Image Management tools can also manipulate images dynamically and on-demand, so there is no need to store different variants of an image statically on the origin server, thus reducing storage costs. In addition, automating this task reduces the need to hire costly in-house teams.

Site administrators can also use image management solutions to perform customizations on product images, such as zoom-in, logo or text overlays, and color changes on-the-fly, greatly enhancing the shopping experience across platforms and improving engagement.

Furthermore, image management solutions ensure that the best suited image is dynamically delivered to every device, including smartwatches, tablets, and smartphones, every time.

Hackers are becoming increasingly sophisticated and innovative in executing attacks. Every ecommerce platform, including Magento, is vulnerable unless 360-degree security is established to defend against traffic-based attacks at the edge, malware insertions at the backend, bad bots, browsers executing mischievous scripts or third-party software that’s been compromised. With Magento, installing security patches as soon as they are available, and upgrading to the latest version are two best bets to stay ahead of the hacker.

How Magento attacks are executed

Magecart is an association of threat actor groups who target online shopping carts, mostly from within the ecommerce platform Magento. The Magecart name is derived by combining ‘Mage’ (from Magento) with ‘cart’ (shopping cart). This type of attack is especially dangerous as it only takes one line of code to steal payment card data.

In August and September 2022, hundreds of Magento stores were injected with malware via a supply chain attack that targeted the FishPig distribution server, a provider of Magento extensions for optimization and integrations with WordPress. Not surprising since Magento had stopped supporting M1 since June 2020. The FBI had warned in 2020 that hackers had been exploiting a known vulnerability in a Magento plugin to take over online stores and plant a malicious JavaScript code in the payment section that records and steals buyers’ credit card data.

Many Magento merchants are slow to install security patches, and these temporarily exposed vulnerabilities are one of the most common routes taken by cyber-attackers looking to exploit a storefront’s underlying code. Once they find such vulnerabilities, malicious code is uploaded and executed to gain full access to the system, customer data, credit card information and more.

But even a fully patched, up-to-date system can be left vulnerable if it hasn’t been properly configured, or if merchants do not follow the best practices of information security. Then there are also brute-force attacks and those that target zero-day vulnerabilities.

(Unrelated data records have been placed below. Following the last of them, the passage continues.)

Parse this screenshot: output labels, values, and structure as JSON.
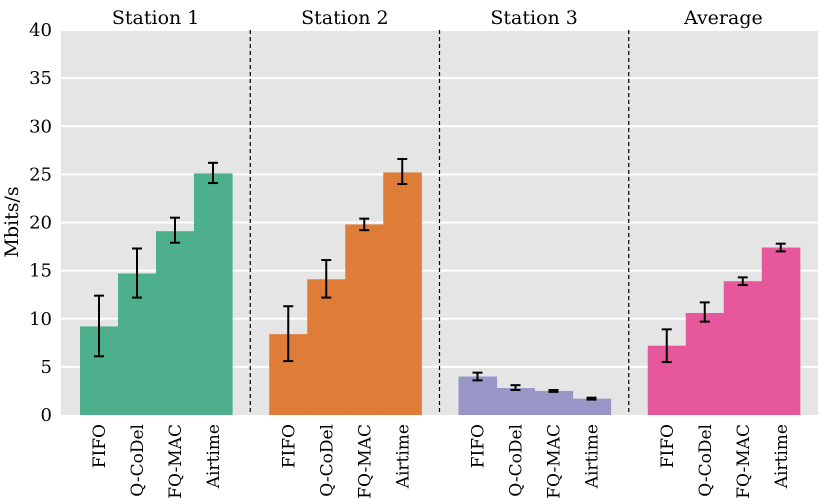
{
  "chart_data": {
    "type": "bar",
    "ylabel": "Mbits/s",
    "ylim": [
      0,
      40
    ],
    "yticks": [
      0,
      5,
      10,
      15,
      20,
      25,
      30,
      35,
      40
    ],
    "grid": true,
    "categories": [
      "FIFO",
      "Q-CoDel",
      "FQ-MAC",
      "Airtime"
    ],
    "panels": [
      {
        "title": "Station 1",
        "color": "#4daf8c",
        "values": [
          9.2,
          14.7,
          19.1,
          25.1
        ],
        "err_low": [
          6.1,
          12.2,
          17.9,
          24.1
        ],
        "err_high": [
          12.4,
          17.3,
          20.5,
          26.2
        ]
      },
      {
        "title": "Station 2",
        "color": "#dd7d37",
        "values": [
          8.4,
          14.1,
          19.8,
          25.2
        ],
        "err_low": [
          5.6,
          12.2,
          19.2,
          24.0
        ],
        "err_high": [
          11.3,
          16.1,
          20.4,
          26.6
        ]
      },
      {
        "title": "Station 3",
        "color": "#9896c6",
        "values": [
          4.0,
          2.8,
          2.5,
          1.7
        ],
        "err_low": [
          3.6,
          2.6,
          2.4,
          1.6
        ],
        "err_high": [
          4.4,
          3.1,
          2.6,
          1.8
        ]
      },
      {
        "title": "Average",
        "color": "#e6589b",
        "values": [
          7.2,
          10.6,
          13.9,
          17.4
        ],
        "err_low": [
          5.5,
          9.7,
          13.5,
          17.0
        ],
        "err_high": [
          8.9,
          11.7,
          14.3,
          17.8
        ]
      }
    ]
  }
}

Improving your Magento store’s security

Cybersecurity is an arms race. As attackers get smarter, more sophisticated, and more determined, your best bet is to try and stay at least a couple of steps ahead.

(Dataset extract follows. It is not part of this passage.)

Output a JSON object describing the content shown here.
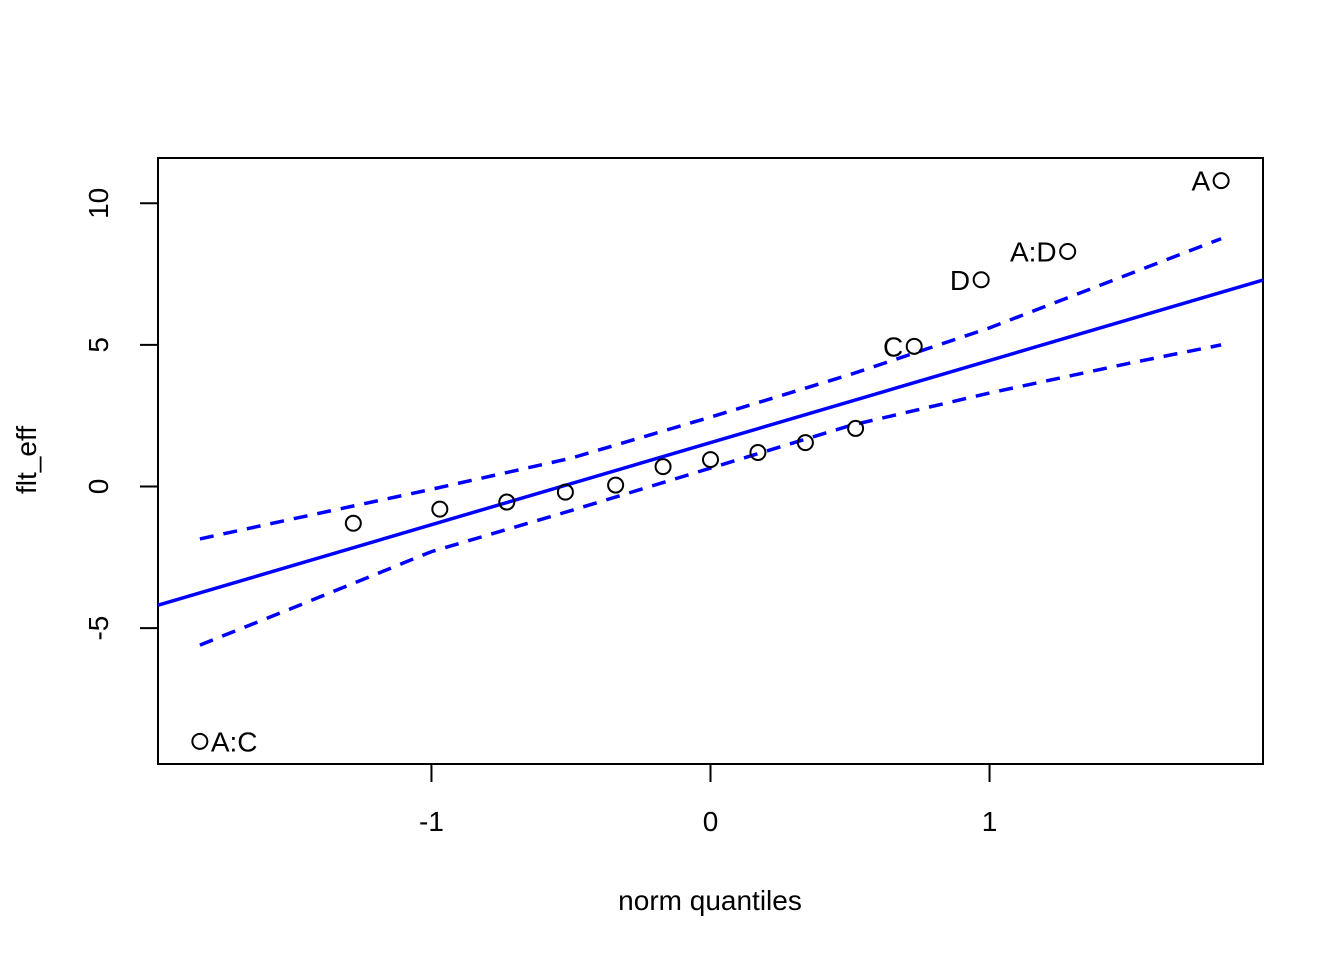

When Magento publishes a vulnerability along with its security patch, run it immediately. Hackers monitor the release of these patches, and actively seek out sites that have yet to install them. Get to your vulnerability before they do, and if you can’t, work with a security partner that can.

Implement an ecommerce security solution that leverages real-time CSP (content security policy) protection to proactively identify script violations and prevent them from impacting the application.

Next, make sure you control admin access. Allow-list all your admin IDs, and restrict access to just those IDs. Make sure you frequently monitor and audit all access to this section. You also need to have mechanisms in place to prevent unauthorized PHP execution.

Bot management is another extremely important part of your cybersecurity strategy. Malicious bots need to be denied access to your site, as they can dramatically skew traffic data, as well as drain your infrastructure and cause it to scale unnecessarily. However, merchants must also ensure they’re not blocking good bots, like those deployed by Google or Bing to make your website easy to find on their search engines, are being restricted access as well.

Work with a cloud hosting provider that is PCI-DSS, SOC2 and HIPAA compliant and can help you with your timely certificate renewals as well.